Frequently Asked Questions
In Singapore, high-quality public and private healthcare is easily available. However, the cost of healthcare differs greatly between private and public hospitals. So when deciding which hospital to check in to, you should:
- Check the ward charges, and the costs of related medical treatment;
- Check if the benefits under your health insurance will cover all the costs;
- Consider all available options; and
- Choose your ward or treatment according to what you can afford.
When deciding the amount of health insurance to purchase, you should consider the quality of healthcare service and the level of income protection that you would want should you fall ill or become disabled. If you have a family, you should also consider how much your spouse and children require for their daily needs if you are unable to provide income for them over an extended period of time.
Finding a balance between purchasing enough cover and your ability to continue paying the premiums over the long term can be challenging, therefore, it is important that you seek the advice of your FA representative if you are unsure.
While most companies provide health, disability and accident coverage for their employees, the level of coverage is usually very basic. It is therefore advisable for you to have your own individual health insurance policy where you have more control over the amount of coverage for yourself and your loved ones. Your own policy also provides coverage when you are in between jobs.
If you have previously purchased health insurance policies, you should note the following before buying another one:
- Multiple Medical Expense Policies
The total reimbursement from all your plans is limited by the expenses you have actually incurred. Buying additional medical expense insurance plans may not give you extra benefits.
- Switching Between Health Insurance Products
Health insurance products usually do not cover any illness or disability you already have at the time you sign up. If you make a switch to another health insurance product you may not be able to make claims relating to medical conditions that developed after you took up your original health insurance policy.
There are several scenarios in which policyholders have been unable to claim for events which they thought they were covered for. Two common ones relate to exclusions in policies, and disclosure procedures.
All health insurance products will carry some exclusions setting out the circumstances under which benefits will not be paid.
The most common exclusion in health insurance products is the “pre-existing condition” exclusion. This exclusion means that any illness or disability that you have or have had when you sign up for the product will not be covered.
Exclusions vary from product to product, so you must read the policy contract carefully to find out exactly what you are or are not covered for.
An insurance contract is based on trust. When you apply for health insurance, you must provide all information asked of you. This could include your age, occupation and any history of illnesses, medical conditions or disabilities.
The insurance company will then assess the given information to decide whether or not to accept your application.
If you do not provide important information in your application, the policy you take up may not actually cover you, and hence the unhappiness which will likely arise when you try to claim for coverage.
Some health insurance products guarantee that your cover will stay in force as long as you pay the premiums on time. However, the insurance company may change the benefits, premium rates or other terms and conditions (if specified so in the contract) when the policy is due for renewal.

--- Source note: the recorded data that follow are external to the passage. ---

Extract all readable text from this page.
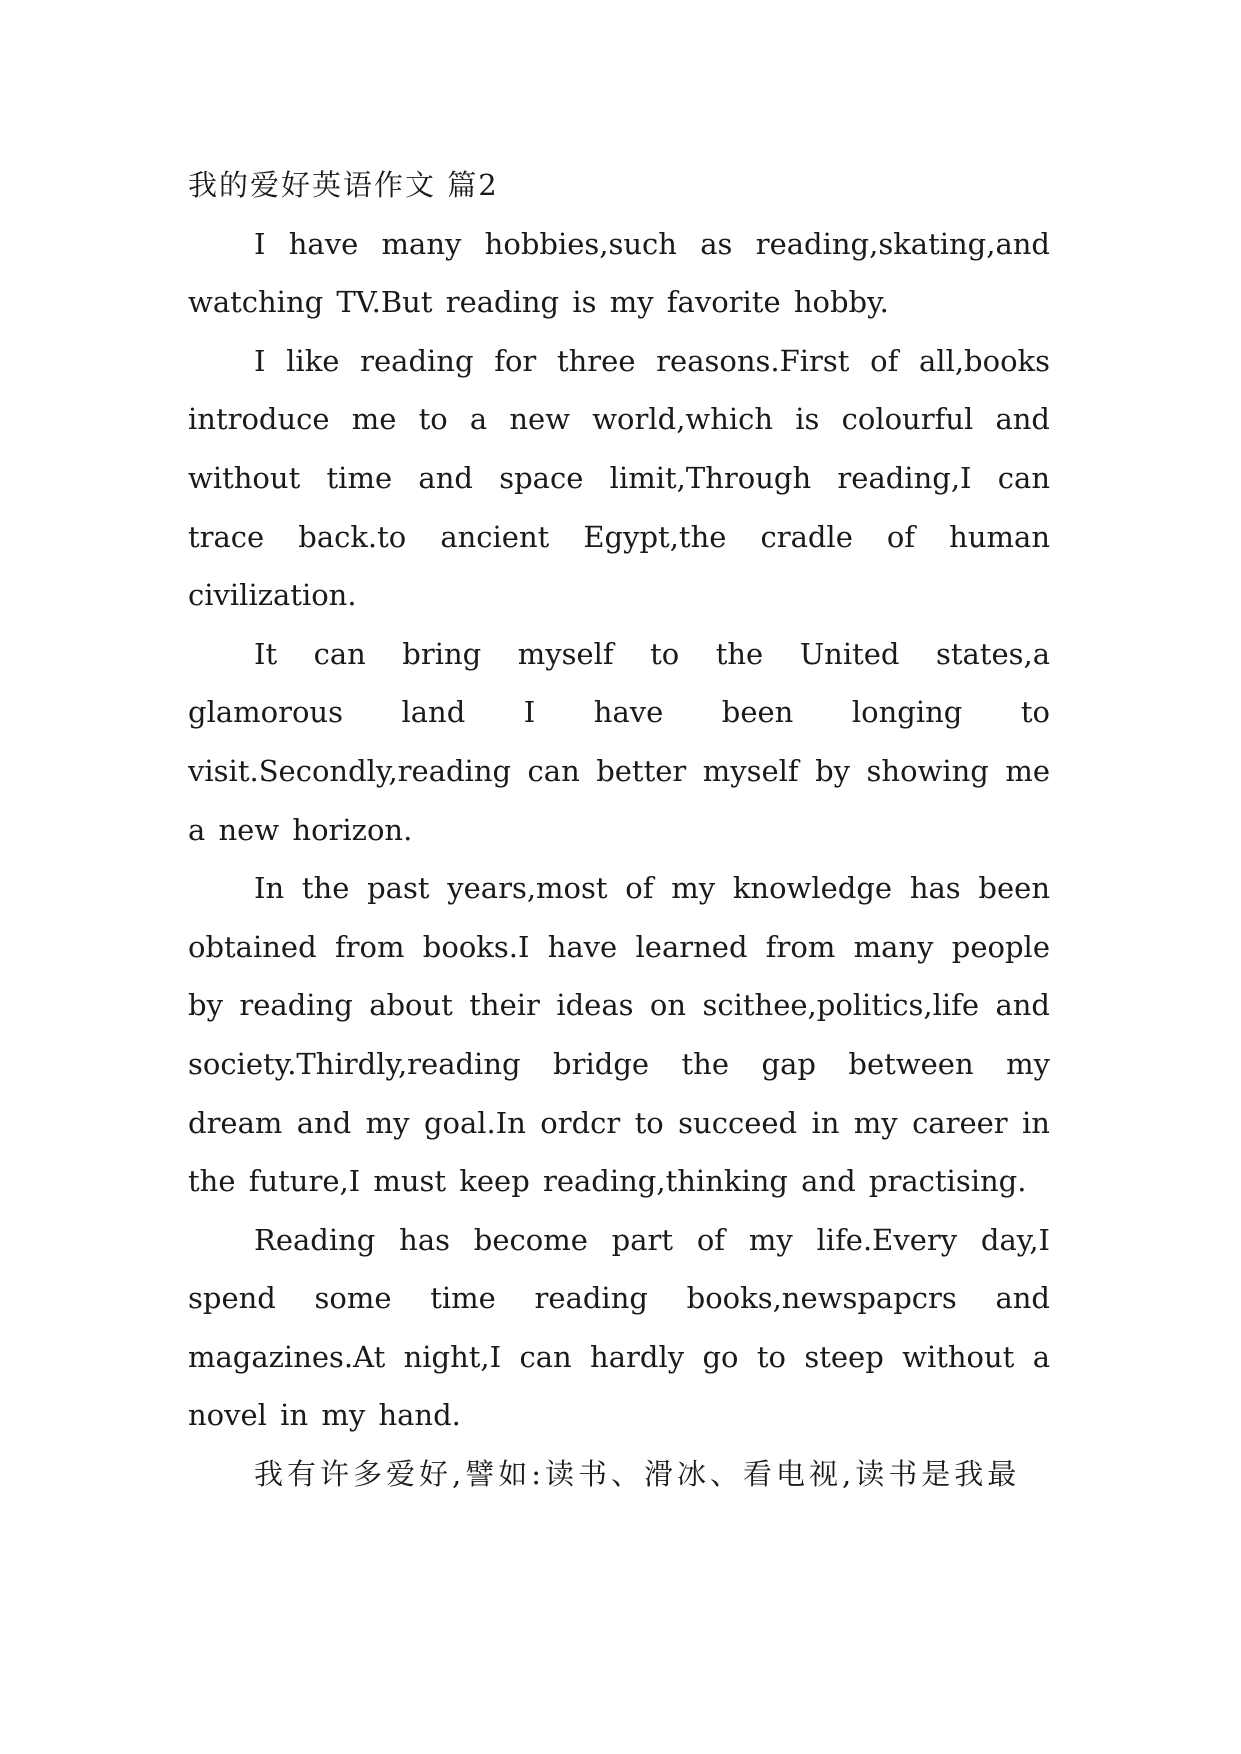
我的爱好英语作文 篇2

I have many hobbies,such as reading,skating,and watching TV.But reading is my favorite hobby.

I like reading for three reasons.First of all,books introduce me to a new world,which is colourful and without time and space limit,Through reading,I can trace back.to ancient Egypt,the cradle of human civilization.

It can bring myself to the United states,a glamorous land I have been longing to visit.Secondly,reading can better myself by showing me a new horizon.

In the past years,most of my knowledge has been obtained from books.I have learned from many people by reading about their ideas on scithee,politics,life and society.Thirdly,reading bridge the gap between my dream and my goal.In ordcr to succeed in my career in the future,I must keep reading,thinking and practising.

Reading has become part of my life.Every day,I spend some time reading books,newspapcrs and magazines.At night,I can hardly go to steep without a novel in my hand.

我有许多爱好,譬如:读书、滑冰、看电视,读书是我最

Other products give insurance companies the right to cancel your cover by giving written notice before your policy is due for renewal. You should make sure you are clear on the specific terms and conditions of the product before buying it.
You need to fill in a claim form from the insurance company and provide proof (such as hospital bills, medical reports, and test results) to support your claim. You may also be asked to provide more information for the insurance company to assess your claims.
If you have a claim, you should submit it as soon as possible as most health insurance policies impose a time frame within which you must inform the insurance company.
You will be given 14 days to review your new policy after receiving it. During this time, if you decide that it does not meet your needs, you can cancel the policy by giving the insurance company written notice within the 14 days. The insurance company will refund all your premiums less any medical and other expenses they have had to pay for.
If you terminate your policy after the 14th day, it will be considered as early termination and you will be subject to the terms and conditions of the policy.
Both are equally important as they meet different safety needs.
While mortality coverage provides support for the family to sustain their lifestyle without major disruption, CI coverage alleviates financial distress in the event of major illnesses which can result in loss of income.
Find out more about mortality and CI protection here or speak with your financial adviser.
It is at the discretion of all IP insurers to set a minimum cap of $3,000 per policyholder.
In general, premium rates are adjusted from time to time based on your age, individual insurers’ claims experience, medical inflation, as well as general cost of treatment, supplies and medical services in Singapore. These rates are therefore not guaranteed.
The impact of these changes may take some time to realise.
However, we believe that in the long run, alongside our efforts to ensure quality healthcare is delivered to consumers and that these measures will benefit them in managing the level of claims inflation, therefore moderating the level of IP & rider premium increases each year.
As MediShield Life is a basic plan which pays for large hospital bills of up to Class B2 wards, individuals should buy or retain their Integrated Shield Plan to meet their needs and preferences of wanting additional financial coverage for stays in Class B1/A wards of restructured hospitals or private hospitals.